Found via this ars technica article

Monday, June 30, 2008

FBI amassing eye scan database

And the new personal information that the government is vacuuming up this week is... eye scans! It appears that the FBI is adding information about people's eyes to the already existing biometric databases of the populace. Great.

Wednesday, June 11, 2008

NY Attorney General Pressures US ISPs to filter content

And this is how it all begins... under the guise of "protecting the children" and other such claims, the New York Attorney General has pressured several major US ISPs into filtering traffic. At least one ISP, Time Warner, has blacklisted all of USENET.

There can be no justification for this kind of behavior. What will happen we have seen a million times when a clueless administrator tries to close down an open network:

1) The people that this law is supposed to stop will use other channels (proxies, other USENET servers, encryption, etc.)
2) Everyone else will suffer the brunt of censorship and surveillance, until they decide to make like a child pornographer and circumvent the restrictions themselves.
3) The ad-hoc, secretive blacklist expands without notice or warning or opportunity for review by anyone, an increasing number of non-kiddie-porn sites get caught up in the filter, including sites that may be politically inconvenient for the Government (Wikileaks, Pirate Bay, etc.).
4) Government realizes it can get away with this kind of behavior, starts pressing for more elimination of "bad" things from the Internet.
5) Free speech plummets.

News coverage:
http://news.cnet.com/8301-13578_3-9964895-38.html
http://www.nytimes.com/2008/06/10/nyregion/10internet.html?_r=1&oref=slogin
http://yro.slashdot.org/article.pl?sid=08/06/10/1819200&from=rss

There was an interesting comment on Slashdot, revealing that one can tell when Google has received a takedown notice for child porn relating to a search.
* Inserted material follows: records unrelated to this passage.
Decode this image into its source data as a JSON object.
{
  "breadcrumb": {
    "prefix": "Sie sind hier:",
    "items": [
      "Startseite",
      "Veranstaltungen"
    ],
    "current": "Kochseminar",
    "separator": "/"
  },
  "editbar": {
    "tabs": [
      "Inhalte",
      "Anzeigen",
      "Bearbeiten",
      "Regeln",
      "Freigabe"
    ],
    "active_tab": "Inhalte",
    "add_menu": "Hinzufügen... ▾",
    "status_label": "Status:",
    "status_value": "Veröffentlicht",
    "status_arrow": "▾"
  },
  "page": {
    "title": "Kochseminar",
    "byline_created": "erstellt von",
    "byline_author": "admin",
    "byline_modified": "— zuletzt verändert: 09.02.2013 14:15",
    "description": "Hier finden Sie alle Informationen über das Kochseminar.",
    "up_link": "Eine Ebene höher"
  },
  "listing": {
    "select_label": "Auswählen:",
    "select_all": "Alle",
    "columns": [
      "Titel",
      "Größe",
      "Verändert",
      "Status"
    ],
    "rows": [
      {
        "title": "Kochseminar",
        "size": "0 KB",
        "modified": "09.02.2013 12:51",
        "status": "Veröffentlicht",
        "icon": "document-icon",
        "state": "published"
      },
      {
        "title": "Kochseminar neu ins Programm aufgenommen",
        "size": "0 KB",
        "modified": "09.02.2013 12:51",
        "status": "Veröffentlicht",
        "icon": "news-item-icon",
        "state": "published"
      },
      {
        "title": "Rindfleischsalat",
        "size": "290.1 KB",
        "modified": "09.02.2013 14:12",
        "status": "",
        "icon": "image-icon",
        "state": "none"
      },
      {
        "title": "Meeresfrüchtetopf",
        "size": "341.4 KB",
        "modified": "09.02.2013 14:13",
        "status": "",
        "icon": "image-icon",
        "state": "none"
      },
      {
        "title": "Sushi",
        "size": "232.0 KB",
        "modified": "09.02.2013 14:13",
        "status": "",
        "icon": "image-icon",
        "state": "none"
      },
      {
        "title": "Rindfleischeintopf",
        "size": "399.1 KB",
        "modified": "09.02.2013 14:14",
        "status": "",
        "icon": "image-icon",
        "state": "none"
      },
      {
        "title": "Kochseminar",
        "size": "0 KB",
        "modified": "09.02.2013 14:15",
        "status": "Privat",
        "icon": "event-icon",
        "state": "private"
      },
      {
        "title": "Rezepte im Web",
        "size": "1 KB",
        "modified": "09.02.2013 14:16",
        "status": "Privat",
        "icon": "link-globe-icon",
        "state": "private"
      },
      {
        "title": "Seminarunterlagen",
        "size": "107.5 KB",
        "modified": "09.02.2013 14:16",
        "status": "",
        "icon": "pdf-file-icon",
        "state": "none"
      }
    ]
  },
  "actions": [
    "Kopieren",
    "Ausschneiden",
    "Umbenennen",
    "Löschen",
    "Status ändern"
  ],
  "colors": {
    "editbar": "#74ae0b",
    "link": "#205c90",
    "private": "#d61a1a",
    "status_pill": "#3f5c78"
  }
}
Check out this search for an example (look at the bottom of the page): http://www.google.com/search?q=4chan

Wednesday, June 04, 2008

More airport madness

It appears now that you can be prevented from boarding an aircraft simply for wearing a designer T-Shirt -- this shirt (hilarious comments in the Boing Boing thread, btw) got someone banned from a flight because it depicts a transformer brandishing what looks like a cartoonish gun.

In other news, the EU is testing a flight system installed in every passenger seat that monitors your facial expressions for hints of terrorist inclinations. False positives, anyone?